Africa’s income has long been derived mainly from two sources: commodities and foreign aid. Africa ships all kinds of things farmed or extracted from the land — oil, copper, cotton, coffee. Ethiopia is the largest source of top-notch sheepskin, a key reason the Chinese firm Huajian opened a shoe factory near Addis Ababa.
But over the last decade, much of the economic growth has come from outside the commodity industries, mostly in construction and services such as retail and transportation.
With many countries still lacking adequate roads, rail and electric power, it remains to be seen whether Africa will replicate Asia’s growth model through manufacturing and exports.
For the American economy, Africa represents just a speck of business at the moment.
American exports of goods to Africa totaled about $35 billion last year, largely machinery, vehicles and wheat. That was up from $28 billion in 2010. But it was still a fraction of total U.S. shipments of $1.6 trillion worldwide.
Meanwhile, American imports from Africa have fallen sharply, to $51 billion last year from $87.5 billion in 2010, mainly because of the plunge in U.S. demand for African oil.
Still, for individual American companies, the potential is huge, particularly for those in the energy business. About 70 percent of sub-Saharan Africans live without access to electricity, and more African nations, including Nigeria, recently have moved to open up opportunities to the private sector.
“As soon as they get their hands around the power issue, it’s really going to unlock the economy,” said Blackwell, noting that he is eyeing Tanzania for future business.
SolarReserve, the sun-power storage company, started out gingerly in South Africa by opening a small office in 2011 with one local employee when the Johannesburg government announced a $30 billion renewable energy plan.

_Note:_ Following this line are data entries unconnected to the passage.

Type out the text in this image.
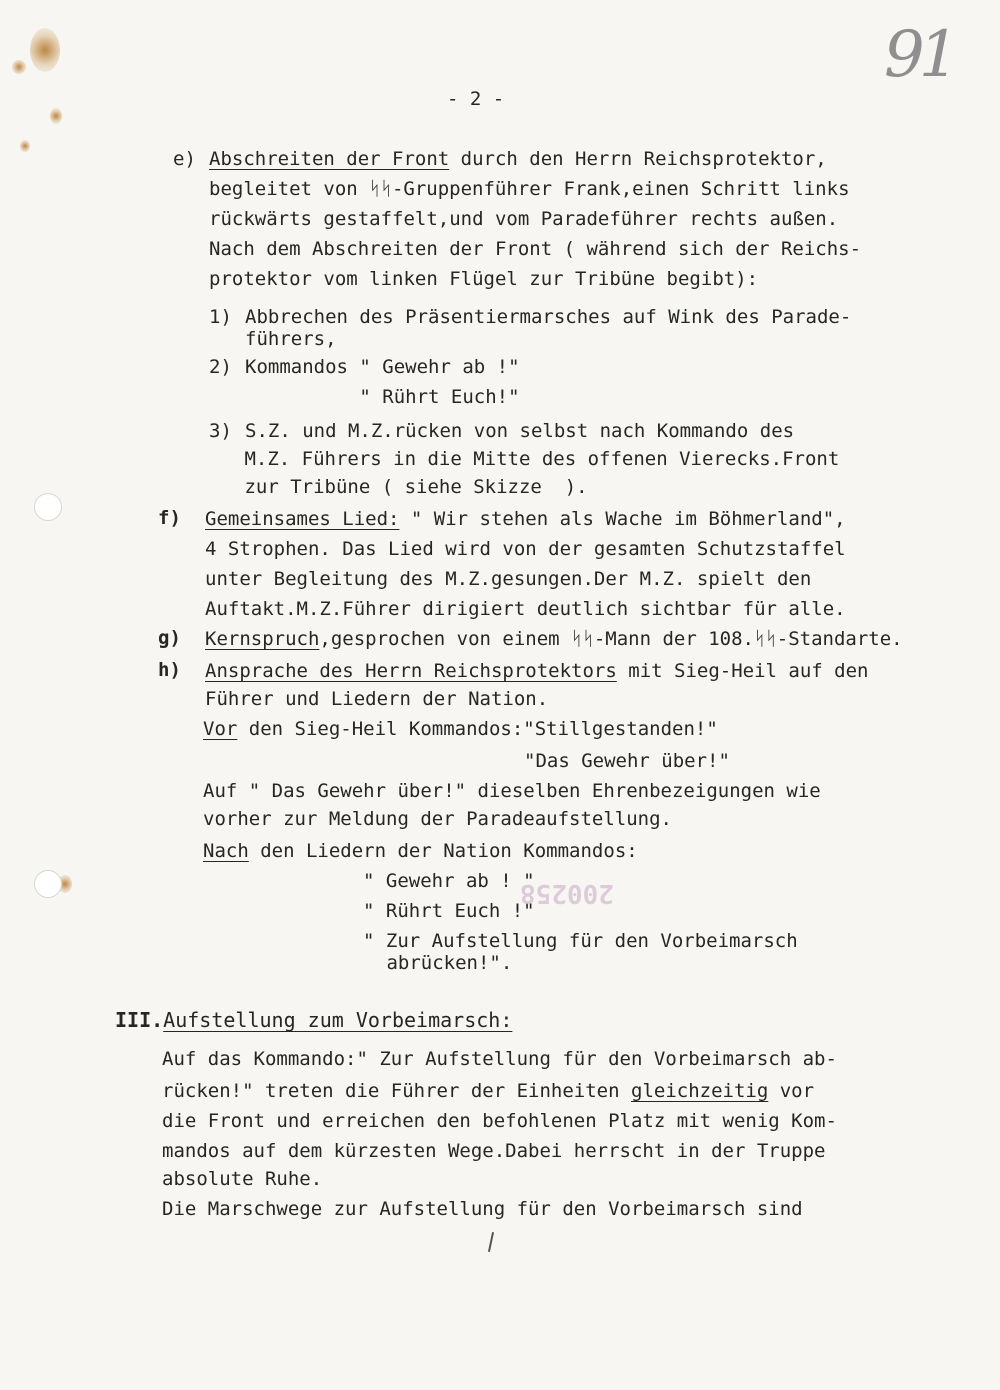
91
- 2 -
e) Abschreiten der Front durch den Herrn Reichsprotektor,
begleitet von ᛋᛋ-Gruppenführer Frank,einen Schritt links
rückwärts gestaffelt,und vom Paradeführer rechts außen.
Nach dem Abschreiten der Front ( während sich der Reichs-
protektor vom linken Flügel zur Tribüne begibt):
1) Abbrechen des Präsentiermarsches auf Wink des Parade-
führers,
2) Kommandos " Gewehr ab !"
" Rührt Euch!"
3) S.Z. und M.Z.rücken von selbst nach Kommando des
M.Z. Führers in die Mitte des offenen Vierecks.Front
zur Tribüne ( siehe Skizze  ).
f) Gemeinsames Lied: " Wir stehen als Wache im Böhmerland",
4 Strophen. Das Lied wird von der gesamten Schutzstaffel
unter Begleitung des M.Z.gesungen.Der M.Z. spielt den
Auftakt.M.Z.Führer dirigiert deutlich sichtbar für alle.
g) Kernspruch,gesprochen von einem ᛋᛋ-Mann der 108.ᛋᛋ-Standarte.
h) Ansprache des Herrn Reichsprotektors mit Sieg-Heil auf den
Führer und Liedern der Nation.
Vor den Sieg-Heil Kommandos:"Stillgestanden!"
"Das Gewehr über!"
Auf " Das Gewehr über!" dieselben Ehrenbezeigungen wie
vorher zur Meldung der Paradeaufstellung.
Nach den Liedern der Nation Kommandos:
" Gewehr ab ! "
" Rührt Euch !"
" Zur Aufstellung für den Vorbeimarsch
abrücken!".
200258
III.Aufstellung zum Vorbeimarsch:
Auf das Kommando:" Zur Aufstellung für den Vorbeimarsch ab-
rücken!" treten die Führer der Einheiten gleichzeitig vor
die Front und erreichen den befohlenen Platz mit wenig Kom-
mandos auf dem kürzesten Wege.Dabei herrscht in der Truppe
absolute Ruhe.
Die Marschwege zur Aufstellung für den Vorbeimarsch sind
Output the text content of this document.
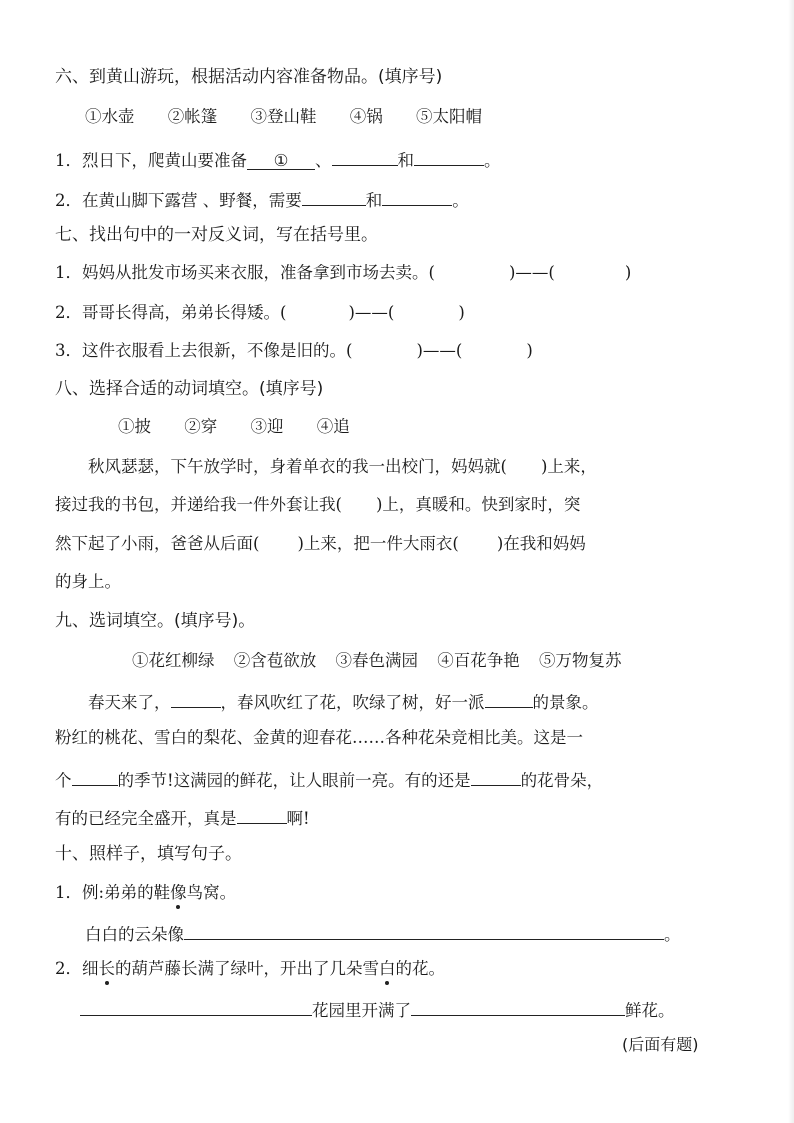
六、到黄山游玩，根据活动内容准备物品。(填序号)
①水壶 ②帐篷 ③登山鞋 ④锅 ⑤太阳帽
1．烈日下，爬黄山要准备 ① 、	和	。
2．在黄山脚下露营 、野餐，需要	和	。
七、找出句中的一对反义词，写在括号里。
1．妈妈从批发市场买来衣服，准备拿到市场去卖。(	)——(	)
2．哥哥长得高，弟弟长得矮。(	)——(	)
3．这件衣服看上去很新，不像是旧的。(	)——(	)
八、选择合适的动词填空。(填序号)
①披 ②穿 ③迎 ④追
秋风瑟瑟，下午放学时，身着单衣的我一出校门，妈妈就( )上来，
接过我的书包，并递给我一件外套让我( )上，真暖和。快到家时，突
然下起了小雨，爸爸从后面( )上来，把一件大雨衣( )在我和妈妈
的身上。
九、选词填空。(填序号)。
①花红柳绿 ②含苞欲放 ③春色满园 ④百花争艳 ⑤万物复苏
春天来了，	，春风吹红了花，吹绿了树，好一派	的景象。
粉红的桃花、雪白的梨花、金黄的迎春花……各种花朵竞相比美。这是一
个	的季节!这满园的鲜花，让人眼前一亮。有的还是	的花骨朵，
有的已经完全盛开，真是	啊!
十、照样子，填写句子。
1．例:弟弟的鞋像鸟窝。
白白的云朵像	。
2．细长的葫芦藤长满了绿叶，开出了几朵雪白的花。
花园里开满了	鲜花。
(后面有题)
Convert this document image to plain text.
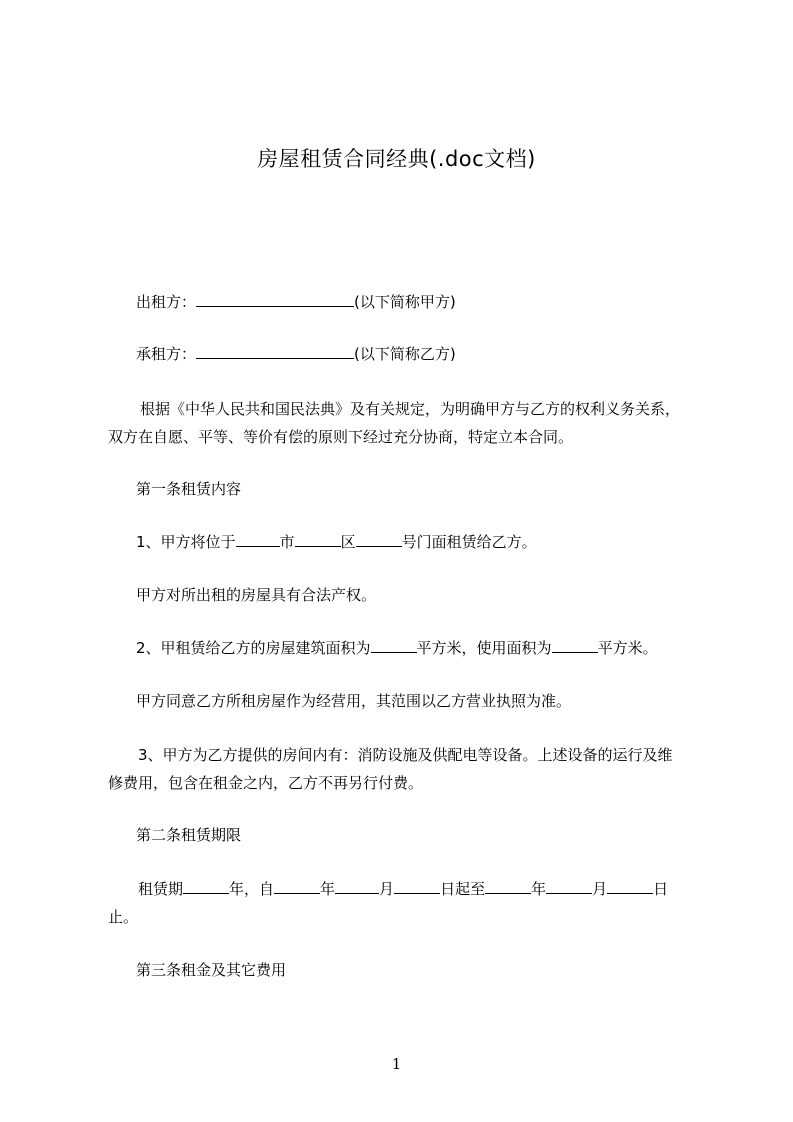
房屋租赁合同经典(.doc文档)
出租方：	(以下简称甲方)
承租方：	(以下简称乙方)
根据《中华人民共和国民法典》及有关规定，为明确甲方与乙方的权利义务关系，
双方在自愿、平等、等价有偿的原则下经过充分协商，特定立本合同。
第一条租赁内容
1、甲方将位于	市	区	号门面租赁给乙方。
甲方对所出租的房屋具有合法产权。
2、甲租赁给乙方的房屋建筑面积为	平方米，使用面积为	平方米。
甲方同意乙方所租房屋作为经营用，其范围以乙方营业执照为准。
3、甲方为乙方提供的房间内有：消防设施及供配电等设备。上述设备的运行及维
修费用，包含在租金之内，乙方不再另行付费。
第二条租赁期限
租赁期	年，自	年	月	日起至	年	月	日
止。
第三条租金及其它费用
1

Smith, who made his first visit to Africa that year, said he was a little skeptical at first, but the company took the plunge anyway. Launched with seed money from a Los Angeles private equity fund called U.S. Renewables Group, SolarReserve spent several million dollars to buy land and secure permits to be ready to bid for contracts.
So far, it’s been awarded three projects to build and operate conventional solar panel technology valued at $820 million. Its products are based on technology from Rocketdyne in Los Angeles.
Last month, SolarReserve sent one of its two senior vice presidents — and his family — to live and work in Johannesburg. The company has 15 employees there, compared with about 50 in Santa Monica.
The company is awaiting a decision this summer on a bid for a $1 billion project in South Africa to build a thermal energy plant using molten salt technology, similar to a solar power facility that the company is developing in Crescent Dunes, Nev.
“We feel pretty good about it,” he said of the company’s bid, which is competing against Spanish and French companies. The Chinese, he said, are supplying a lot of the equipment and supplies for the renewable energy market, but not the cutting-edge technology — at least not yet.